L’insertion professionnelle doit être une opportunité pour les jeunes tunisiens, protégés de l’exploitation des habituels requins italiens connus surtout dans le sud de l’Italie où on pratique une agriculture archaïque basée sur l’exploitation, par l’embauche illégale, de la main d’œuvre, mieux si migrante car plus sujette au chantage. L’opportunité d’emploi pour les Tunisiens doit être incluse dans un plan national plus large qui favorise l’emploi des jeunes en général.
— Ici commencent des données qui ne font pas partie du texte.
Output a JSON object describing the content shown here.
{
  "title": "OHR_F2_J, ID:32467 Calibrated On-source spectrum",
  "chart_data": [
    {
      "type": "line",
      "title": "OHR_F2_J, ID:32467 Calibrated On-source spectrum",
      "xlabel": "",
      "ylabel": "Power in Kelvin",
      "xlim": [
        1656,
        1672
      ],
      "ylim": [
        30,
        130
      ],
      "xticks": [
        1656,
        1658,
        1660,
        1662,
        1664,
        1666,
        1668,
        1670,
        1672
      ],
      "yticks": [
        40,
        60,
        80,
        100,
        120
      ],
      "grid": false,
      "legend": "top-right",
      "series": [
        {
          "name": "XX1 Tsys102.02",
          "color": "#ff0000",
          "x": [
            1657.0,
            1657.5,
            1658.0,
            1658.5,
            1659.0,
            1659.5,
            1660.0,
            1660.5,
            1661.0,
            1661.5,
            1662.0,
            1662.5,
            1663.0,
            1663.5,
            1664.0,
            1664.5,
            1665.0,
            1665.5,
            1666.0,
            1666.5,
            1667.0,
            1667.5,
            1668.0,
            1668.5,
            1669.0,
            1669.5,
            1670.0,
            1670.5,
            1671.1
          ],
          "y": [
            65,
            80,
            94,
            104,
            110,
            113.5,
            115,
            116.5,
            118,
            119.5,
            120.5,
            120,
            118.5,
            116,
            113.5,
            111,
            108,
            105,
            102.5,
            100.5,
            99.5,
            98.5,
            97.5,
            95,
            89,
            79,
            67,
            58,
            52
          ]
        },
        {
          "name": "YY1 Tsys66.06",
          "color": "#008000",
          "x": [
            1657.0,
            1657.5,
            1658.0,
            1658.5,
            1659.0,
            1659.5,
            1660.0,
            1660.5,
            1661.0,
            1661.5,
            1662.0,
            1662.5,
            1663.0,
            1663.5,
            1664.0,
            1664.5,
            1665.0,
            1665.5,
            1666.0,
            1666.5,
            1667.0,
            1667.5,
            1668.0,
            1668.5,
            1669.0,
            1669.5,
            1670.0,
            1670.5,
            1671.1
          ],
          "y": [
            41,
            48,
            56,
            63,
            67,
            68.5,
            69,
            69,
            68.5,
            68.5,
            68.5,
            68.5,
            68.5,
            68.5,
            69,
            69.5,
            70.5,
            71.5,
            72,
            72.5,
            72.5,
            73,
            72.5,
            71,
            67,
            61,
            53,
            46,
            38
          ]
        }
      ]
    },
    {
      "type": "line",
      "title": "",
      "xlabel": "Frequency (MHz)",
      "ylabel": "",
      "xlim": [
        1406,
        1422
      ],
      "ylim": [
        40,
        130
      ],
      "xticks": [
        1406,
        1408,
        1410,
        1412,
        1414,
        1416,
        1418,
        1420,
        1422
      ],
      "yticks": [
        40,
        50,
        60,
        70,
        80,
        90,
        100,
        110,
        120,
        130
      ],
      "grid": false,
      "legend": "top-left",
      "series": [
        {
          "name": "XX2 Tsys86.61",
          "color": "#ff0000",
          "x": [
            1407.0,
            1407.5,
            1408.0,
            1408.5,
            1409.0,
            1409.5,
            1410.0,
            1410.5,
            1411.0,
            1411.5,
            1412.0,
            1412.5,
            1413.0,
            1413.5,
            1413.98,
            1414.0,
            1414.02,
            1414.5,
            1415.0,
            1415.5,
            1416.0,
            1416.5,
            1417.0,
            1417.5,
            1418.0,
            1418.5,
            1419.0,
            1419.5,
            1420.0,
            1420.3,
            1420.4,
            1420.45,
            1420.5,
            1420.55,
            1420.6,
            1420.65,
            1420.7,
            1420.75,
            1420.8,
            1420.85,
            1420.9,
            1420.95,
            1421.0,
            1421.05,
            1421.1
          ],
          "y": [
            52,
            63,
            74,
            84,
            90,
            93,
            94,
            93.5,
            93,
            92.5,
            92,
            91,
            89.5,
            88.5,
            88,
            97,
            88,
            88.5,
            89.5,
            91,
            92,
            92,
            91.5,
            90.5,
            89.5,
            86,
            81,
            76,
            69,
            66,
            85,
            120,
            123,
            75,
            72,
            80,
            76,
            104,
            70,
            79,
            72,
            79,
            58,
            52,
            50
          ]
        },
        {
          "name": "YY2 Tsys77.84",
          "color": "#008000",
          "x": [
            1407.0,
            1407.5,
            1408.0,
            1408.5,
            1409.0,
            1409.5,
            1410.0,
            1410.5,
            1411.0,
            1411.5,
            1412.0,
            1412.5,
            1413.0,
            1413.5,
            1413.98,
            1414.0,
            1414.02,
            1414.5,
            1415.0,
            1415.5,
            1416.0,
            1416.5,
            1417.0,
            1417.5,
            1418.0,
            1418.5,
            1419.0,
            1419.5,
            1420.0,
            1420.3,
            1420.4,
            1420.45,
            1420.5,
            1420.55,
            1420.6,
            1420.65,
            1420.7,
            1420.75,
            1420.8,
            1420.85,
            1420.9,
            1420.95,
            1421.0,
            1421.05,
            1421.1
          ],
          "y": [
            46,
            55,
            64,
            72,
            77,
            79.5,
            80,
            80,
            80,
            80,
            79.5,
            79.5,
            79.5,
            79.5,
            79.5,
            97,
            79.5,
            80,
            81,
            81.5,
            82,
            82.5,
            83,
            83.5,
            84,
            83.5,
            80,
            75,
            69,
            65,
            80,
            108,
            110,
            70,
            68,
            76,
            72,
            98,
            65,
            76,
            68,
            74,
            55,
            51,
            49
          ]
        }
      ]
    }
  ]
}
En l’absence de cela, les fondations sont posées pour une guerre dévastatrice entre les pauvres.

La rhétorique raciste bien connue ne pouvait pas manquer pour satisfaire l’allié gouvernemental de plus en plus nerveux avec le Premier ministre Meloni pour son soutien aux oligarques ukrainiens, la capitulation devant le SME et d’autres politiques dictées par l’Union Européenne et non convenues entre alliés. “Il faut travailler pour permettre aux jeunes Africains de rêver chez eux, leur rêve doit être : nous restons chez nous”. C’est la phrase vide de Tajani.

D’après les politiques migratoires de Minniti à ce jour, il ne semble pas que l’Italie ait aidé les Africains à développer leur pays pour arrêter le besoin de migrer. Au contraire. Pour enrichir davantage l’industrie de guerre, nous avons exporté des armes dans toute l’Afrique et soutenu des régimes de toutes sortes, de l’Égypte au Niger. Nous avons même tenté de réhabiliter le monstre érythréen qui a retenu sa population captive pendant 30 ans et a participé au génocide en Tigré. Un pourcentage important d’Africains qui viennent à Lampedusa fuient les guerres que nous avons alimentées et les régimes que nous avons soutenus.

Enfin, la promesse de renforcer encore la présence des entreprises italiennes en Tunisie, ( 800 entreprises selon l’info Marchés étrangers du MAECI), sonne presque offensante. Une présence qui représente près d’un tiers de toutes les entreprises à capitaux étrangers et emploie 68 000 personnes mais qui n’a jamais créé de véritable bien-être pour les Tunisiens. A seulement contribué à accroître l’exploitation de la main-d’œuvre et le déséquilibre de la balance commerciale tunisienne, plaçant l’Italie comme le premier fournisseur du pays avec une part de 14,2% des importations officielles. Il y en a aussi des importations non officiels, gérés par la mafia italienne qui a transformé la Tunisie en un immense dépotoir pour nos déchets domestiques, industriels et toxiques qui provoque une augmentation alarmante des tumeurs parmi la population tunisienne.